En una cálida tarde dominical de agosto, hay una pequeña cola de un par de docenas de coches en el principal paso fronterizo del sureste de Finlandia, Vaalimaa. No hay viento y, como hace bochorno, las ventanillas y puertas de los vehículos están abiertas. Al fin y al cabo, hay que apagar el motor antes de la frontera, lo que significa que no se puede utilizar el aire acondicionado. Los rusos que regresan a casa están tranquilos y ensimismados. Tanto, que no se oye ni el vuelo de una mosca.
Esta tranquilidad supone un gran contraste con los tiempos de la preguerra y la pandemia. En verano, los domingos por la tarde podía haber colas kilométricas, con gente caminando de un lado a otro, niños corriendo… Mientras, los supermercados, cafés y pescaderías fronterizos hervían literalmente, llenos de vida.
A finales de septiembre, con el anuncio de la movilización general en Rusia, unos 50.000 rusos, en su mayoría hombres en edad de reclutamiento, cruzaron la frontera en coche.
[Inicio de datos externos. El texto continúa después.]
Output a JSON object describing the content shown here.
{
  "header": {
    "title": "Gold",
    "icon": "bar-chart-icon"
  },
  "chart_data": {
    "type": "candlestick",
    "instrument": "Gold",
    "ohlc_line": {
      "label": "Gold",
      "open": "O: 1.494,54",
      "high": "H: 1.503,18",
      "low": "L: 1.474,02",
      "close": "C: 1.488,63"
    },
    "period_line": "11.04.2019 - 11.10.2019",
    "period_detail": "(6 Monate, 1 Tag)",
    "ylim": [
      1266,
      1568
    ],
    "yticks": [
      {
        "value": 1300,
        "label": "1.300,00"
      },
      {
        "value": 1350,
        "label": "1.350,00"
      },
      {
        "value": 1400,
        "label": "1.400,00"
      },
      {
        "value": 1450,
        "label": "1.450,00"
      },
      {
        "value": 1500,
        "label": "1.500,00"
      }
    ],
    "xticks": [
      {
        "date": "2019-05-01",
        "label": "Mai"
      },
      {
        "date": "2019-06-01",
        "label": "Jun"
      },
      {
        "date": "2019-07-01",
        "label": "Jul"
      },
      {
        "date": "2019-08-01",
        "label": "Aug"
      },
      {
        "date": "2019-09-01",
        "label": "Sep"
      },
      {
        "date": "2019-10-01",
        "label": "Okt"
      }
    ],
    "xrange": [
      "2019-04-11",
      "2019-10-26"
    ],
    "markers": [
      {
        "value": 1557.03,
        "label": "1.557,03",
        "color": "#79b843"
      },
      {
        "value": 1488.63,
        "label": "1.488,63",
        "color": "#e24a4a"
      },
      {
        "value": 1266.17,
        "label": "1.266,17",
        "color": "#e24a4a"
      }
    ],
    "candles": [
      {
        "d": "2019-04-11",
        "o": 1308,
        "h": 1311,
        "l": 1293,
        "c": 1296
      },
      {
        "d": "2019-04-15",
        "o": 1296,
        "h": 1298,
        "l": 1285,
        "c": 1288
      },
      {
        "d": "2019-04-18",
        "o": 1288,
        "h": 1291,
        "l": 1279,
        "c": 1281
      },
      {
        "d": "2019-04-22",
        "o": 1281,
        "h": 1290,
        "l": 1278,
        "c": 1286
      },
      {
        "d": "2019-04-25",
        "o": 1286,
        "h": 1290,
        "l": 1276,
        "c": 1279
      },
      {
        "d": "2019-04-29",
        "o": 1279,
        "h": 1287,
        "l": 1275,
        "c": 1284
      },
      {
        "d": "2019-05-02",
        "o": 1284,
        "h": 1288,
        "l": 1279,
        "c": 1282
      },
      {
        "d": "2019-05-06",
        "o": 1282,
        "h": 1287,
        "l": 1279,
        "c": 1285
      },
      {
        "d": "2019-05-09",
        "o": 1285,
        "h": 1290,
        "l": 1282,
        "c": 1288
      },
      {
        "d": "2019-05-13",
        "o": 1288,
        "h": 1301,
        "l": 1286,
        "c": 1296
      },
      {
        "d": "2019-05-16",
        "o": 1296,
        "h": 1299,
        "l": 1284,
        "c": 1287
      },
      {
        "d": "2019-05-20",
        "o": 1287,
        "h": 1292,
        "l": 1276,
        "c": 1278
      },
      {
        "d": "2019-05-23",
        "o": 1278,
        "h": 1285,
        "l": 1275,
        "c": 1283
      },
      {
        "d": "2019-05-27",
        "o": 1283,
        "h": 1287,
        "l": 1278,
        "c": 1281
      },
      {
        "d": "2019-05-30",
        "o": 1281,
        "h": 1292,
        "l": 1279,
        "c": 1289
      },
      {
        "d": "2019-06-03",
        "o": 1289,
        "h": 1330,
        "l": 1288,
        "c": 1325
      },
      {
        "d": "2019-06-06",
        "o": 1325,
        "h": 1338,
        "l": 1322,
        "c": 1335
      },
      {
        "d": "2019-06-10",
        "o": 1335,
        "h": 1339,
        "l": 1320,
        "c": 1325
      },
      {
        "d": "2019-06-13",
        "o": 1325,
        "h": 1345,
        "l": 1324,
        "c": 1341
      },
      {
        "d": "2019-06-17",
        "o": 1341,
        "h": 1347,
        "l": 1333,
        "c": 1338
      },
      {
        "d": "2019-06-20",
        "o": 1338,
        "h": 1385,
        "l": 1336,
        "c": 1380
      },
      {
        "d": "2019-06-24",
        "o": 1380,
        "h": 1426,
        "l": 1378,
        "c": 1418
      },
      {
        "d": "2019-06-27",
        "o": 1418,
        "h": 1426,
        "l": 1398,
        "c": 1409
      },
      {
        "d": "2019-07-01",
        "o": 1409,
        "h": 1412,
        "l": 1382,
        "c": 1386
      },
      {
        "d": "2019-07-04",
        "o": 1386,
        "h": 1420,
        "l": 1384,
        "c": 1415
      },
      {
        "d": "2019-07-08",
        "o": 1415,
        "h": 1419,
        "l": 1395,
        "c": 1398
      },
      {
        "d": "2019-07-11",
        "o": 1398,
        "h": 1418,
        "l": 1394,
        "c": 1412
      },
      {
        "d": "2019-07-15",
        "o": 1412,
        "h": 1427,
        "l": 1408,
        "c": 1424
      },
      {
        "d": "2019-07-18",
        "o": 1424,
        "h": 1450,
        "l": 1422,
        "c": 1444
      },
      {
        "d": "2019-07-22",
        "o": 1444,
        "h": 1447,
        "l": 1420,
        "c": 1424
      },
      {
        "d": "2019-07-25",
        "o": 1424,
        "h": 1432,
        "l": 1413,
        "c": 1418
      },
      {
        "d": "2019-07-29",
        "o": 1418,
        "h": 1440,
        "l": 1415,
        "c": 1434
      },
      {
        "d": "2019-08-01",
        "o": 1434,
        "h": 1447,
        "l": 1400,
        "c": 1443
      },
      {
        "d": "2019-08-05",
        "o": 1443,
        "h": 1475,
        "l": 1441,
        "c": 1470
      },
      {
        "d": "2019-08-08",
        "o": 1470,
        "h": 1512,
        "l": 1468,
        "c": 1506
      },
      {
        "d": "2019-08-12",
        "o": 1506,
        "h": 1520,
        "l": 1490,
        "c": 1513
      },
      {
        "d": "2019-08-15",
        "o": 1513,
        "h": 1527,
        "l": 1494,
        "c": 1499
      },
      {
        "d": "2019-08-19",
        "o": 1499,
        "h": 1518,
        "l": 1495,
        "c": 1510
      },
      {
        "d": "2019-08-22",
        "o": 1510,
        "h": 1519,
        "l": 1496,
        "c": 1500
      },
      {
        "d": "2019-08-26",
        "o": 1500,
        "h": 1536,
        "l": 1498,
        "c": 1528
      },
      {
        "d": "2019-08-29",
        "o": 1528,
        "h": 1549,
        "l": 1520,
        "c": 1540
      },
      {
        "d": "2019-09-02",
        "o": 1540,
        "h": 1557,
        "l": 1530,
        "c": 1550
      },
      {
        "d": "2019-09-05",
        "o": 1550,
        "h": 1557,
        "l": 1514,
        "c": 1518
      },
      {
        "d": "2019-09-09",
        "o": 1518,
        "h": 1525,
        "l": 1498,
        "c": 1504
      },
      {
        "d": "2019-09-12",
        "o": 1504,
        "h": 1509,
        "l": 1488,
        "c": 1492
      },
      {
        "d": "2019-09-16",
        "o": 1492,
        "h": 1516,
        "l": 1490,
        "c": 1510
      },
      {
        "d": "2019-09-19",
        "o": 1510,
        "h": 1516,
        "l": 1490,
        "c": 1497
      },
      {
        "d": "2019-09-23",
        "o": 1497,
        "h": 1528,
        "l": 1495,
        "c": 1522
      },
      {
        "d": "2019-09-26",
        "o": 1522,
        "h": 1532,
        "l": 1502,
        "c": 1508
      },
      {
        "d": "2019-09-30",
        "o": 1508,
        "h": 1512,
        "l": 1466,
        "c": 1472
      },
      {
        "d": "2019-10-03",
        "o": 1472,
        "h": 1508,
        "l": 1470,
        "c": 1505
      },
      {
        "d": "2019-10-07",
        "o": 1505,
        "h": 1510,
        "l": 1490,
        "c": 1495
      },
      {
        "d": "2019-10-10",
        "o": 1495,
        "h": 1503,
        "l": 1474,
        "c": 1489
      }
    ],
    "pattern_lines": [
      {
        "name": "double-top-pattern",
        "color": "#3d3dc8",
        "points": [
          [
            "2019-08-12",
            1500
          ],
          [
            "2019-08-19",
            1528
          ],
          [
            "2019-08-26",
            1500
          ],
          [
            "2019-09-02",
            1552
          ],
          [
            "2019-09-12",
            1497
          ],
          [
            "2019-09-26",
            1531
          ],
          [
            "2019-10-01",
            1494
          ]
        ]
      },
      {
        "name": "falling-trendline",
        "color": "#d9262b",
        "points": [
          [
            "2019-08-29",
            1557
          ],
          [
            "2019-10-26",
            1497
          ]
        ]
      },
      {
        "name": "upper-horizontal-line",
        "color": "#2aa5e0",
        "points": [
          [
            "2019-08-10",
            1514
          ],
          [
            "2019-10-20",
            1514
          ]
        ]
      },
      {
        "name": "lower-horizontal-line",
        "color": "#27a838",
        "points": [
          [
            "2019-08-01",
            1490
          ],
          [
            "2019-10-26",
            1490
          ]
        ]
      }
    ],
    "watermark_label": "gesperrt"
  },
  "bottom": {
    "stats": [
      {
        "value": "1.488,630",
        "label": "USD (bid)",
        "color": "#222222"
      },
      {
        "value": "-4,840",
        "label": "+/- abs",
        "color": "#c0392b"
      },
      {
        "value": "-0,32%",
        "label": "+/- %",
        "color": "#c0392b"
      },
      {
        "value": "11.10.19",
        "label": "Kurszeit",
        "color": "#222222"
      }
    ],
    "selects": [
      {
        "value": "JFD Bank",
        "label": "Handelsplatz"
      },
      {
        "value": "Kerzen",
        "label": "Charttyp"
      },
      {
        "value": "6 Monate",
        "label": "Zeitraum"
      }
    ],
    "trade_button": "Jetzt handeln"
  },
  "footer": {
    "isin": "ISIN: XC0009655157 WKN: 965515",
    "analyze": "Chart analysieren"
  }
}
Una parte de ellos continuará su huida viajando inmediatamente en avión. Se trata de un éxodo desesperado de personas más o menos pudientes: Finlandia es un país caro como para esperar en él a la movilización, y no digamos a la guerra.
En la noche del 29 al 30 de septiembre, los finlandeses cerraron oficialmente la frontera a los turistas rusos. Así, más de 30 años de interacción abierta entre los dos vecinos han llegado a su fin.
El vacío ruso
El primer desvío desde la frontera conduce al outlet que abrió en 2018 con el pretencioso nombre de ZSAR (“zar”), construido especialmente para los rusos. Reúne todo lo que le gusta al turista ruso: imita una antigua ciudad europea, con sus casitas bajas adosadas; tiene tiendas de marcas caras con vendedores atentos y serviciales, así como cafés de moda con el indispensable capuchino en el menú; es Tax Free (devuelve el IVA para las compras en la UE, un bonito ahorro de hasta el 20% del precio si se traen productos nuevos a Rusia) y hay un trono real para fotos y selfies, porque a los rusos no les importa sentirse como zares.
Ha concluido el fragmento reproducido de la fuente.